There is a better way to learn, and I would love to see more and more children have the opportunity to do it. Learning to read does not have to be hard, boring or stressful. It really can be relaxed, enjoyable and natural!

This post has been shared, along with lots of other “how they learned to read naturally” posts over at:

Learn to Read Homeschool Blog Hop

Published by

Karen Lee

FAMILY: Married since 1989 (does that make me old?), a full-time Mum since 1993, and unschooling my kids since 2005. On a journey of learning to live free and fully loved as God intended, following Jesus rather than an institution or "religion". Caring for the world and its people as best as I can.

5 thoughts on “A Relaxed Road to Reading”

  1. My always unschooled children have learned or are learning to read in a similar way. But each one is a little different. My oldest daughter, now about to turn 12, LOVED books since she was a baby and began reading when she was three. I think one of the biggest helps for her (besides my reading to her so much) was that she is a passionate singer, and when she was 6 or 7 she discovered karaoke versions of songs on YouTube. She quickly became a fast reader while singing along.

    My second daughter, now 9, progressed much more slowly and gradually with reading. She learned all the letter sounds by the time she was 3 or 4, but as recently as a year ago reading was “no fun” and “hard,” according to her. But in recently that has turned around and now she begs for books.

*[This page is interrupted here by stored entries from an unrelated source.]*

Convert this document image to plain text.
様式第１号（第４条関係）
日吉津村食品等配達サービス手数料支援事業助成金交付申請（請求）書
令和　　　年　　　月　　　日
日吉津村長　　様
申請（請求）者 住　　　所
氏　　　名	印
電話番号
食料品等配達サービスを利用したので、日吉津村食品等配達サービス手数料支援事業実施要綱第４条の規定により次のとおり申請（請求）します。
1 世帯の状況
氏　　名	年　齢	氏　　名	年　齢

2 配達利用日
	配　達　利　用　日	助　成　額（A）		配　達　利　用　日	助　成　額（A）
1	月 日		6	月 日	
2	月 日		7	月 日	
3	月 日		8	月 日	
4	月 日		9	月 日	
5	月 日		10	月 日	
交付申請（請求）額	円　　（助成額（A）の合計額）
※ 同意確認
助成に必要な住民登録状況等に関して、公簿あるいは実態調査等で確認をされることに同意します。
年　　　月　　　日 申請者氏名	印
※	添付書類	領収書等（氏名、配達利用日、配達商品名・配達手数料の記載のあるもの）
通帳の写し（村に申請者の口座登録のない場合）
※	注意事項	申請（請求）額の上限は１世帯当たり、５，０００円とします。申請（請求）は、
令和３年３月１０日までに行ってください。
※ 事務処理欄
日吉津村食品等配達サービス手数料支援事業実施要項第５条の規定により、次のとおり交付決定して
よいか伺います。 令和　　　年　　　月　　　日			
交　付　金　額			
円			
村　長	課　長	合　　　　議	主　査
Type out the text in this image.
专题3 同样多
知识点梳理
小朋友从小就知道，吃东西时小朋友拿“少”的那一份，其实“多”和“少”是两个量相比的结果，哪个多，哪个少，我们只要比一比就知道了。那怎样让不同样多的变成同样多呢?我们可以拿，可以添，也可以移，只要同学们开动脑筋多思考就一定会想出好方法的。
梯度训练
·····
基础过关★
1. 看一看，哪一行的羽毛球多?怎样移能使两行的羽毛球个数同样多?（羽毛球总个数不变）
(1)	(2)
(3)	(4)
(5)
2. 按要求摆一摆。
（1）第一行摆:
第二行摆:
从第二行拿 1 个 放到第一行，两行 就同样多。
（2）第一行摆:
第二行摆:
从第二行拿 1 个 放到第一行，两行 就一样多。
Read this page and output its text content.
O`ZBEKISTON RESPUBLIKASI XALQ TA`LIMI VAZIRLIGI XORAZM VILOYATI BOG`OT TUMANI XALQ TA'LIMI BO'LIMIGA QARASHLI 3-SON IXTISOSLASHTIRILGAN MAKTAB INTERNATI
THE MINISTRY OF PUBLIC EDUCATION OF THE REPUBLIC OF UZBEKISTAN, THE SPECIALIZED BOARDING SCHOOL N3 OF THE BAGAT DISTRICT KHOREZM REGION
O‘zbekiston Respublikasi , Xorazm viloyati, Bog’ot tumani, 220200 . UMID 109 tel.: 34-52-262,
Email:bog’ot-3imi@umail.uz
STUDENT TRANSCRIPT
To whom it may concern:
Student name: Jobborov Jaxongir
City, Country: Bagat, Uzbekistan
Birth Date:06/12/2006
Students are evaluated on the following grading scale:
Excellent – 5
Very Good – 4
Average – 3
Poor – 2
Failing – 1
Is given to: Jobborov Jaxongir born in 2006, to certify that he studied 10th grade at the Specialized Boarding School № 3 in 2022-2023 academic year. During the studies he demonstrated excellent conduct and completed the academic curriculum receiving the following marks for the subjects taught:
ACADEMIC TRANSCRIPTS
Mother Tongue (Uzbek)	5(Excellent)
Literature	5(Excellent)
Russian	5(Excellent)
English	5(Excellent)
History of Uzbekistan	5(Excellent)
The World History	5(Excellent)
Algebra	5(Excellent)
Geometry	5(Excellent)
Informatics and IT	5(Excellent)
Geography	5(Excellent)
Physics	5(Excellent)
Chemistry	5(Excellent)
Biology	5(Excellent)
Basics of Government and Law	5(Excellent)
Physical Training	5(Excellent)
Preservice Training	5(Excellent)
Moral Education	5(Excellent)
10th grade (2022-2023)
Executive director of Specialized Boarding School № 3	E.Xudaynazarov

    My son is 6 and is learning a lot of words via his computer games. Not only does he read some of the text, but he often asks me how to spell words so he can type them in. This is transferring to books because he’ll surprise us when we’re reading together by reading a word here or there.

    I think being able to read is one of the most important things in life (in our culture). Once you know how to read, it opens up the whole world, and you can learn anything you want. It’s amazing how easy it actually is, when you let it happen naturally. But kids are amazing. They learn to talk and walk — no easier than reading — without any lessons, usually as babies.

    I’ve written quite a bit about unschooling in general and learning to read without lessons at my blog.

    1. Thanks for your comment, Michele. Yes, they all learn differently, that’s for sure! Which is yet another reminder that teaching children is not where it’s at! Tuning in to their learning, and supporting them in it is so much more fruitful! And fun!

    2. Thank you for your comment. Yes, it’s amazing to see them learn so much about reading while having so much fun playing computer games. I enjoyed looking at your blog too. Your photo of your craft storage area has inspired me!

  2. I love this one because my kids are still young and I need the encouragement to relax and let them learn naturally 🙂 My 8 year old has started pointing out things in the books that we read and my six year old knows a few words here and there. It seems like every time I freak out, I read something encouraging like this that helps me gain perspective. Thank you! (And congratulations to your 10 year old for transitioning into chapter books!)

    1. I’m glad you found this encouraging, and I really relate to the need for such encouragement during the journey. Society tells us five is the “normal age” for learning to read, but when children are allowed to learn at their own pace, it is not unusual for them to learn much later. And the relaxed road to reading is so much more fun and without pressure or tears. It sounds like your kids are really starting to work it out!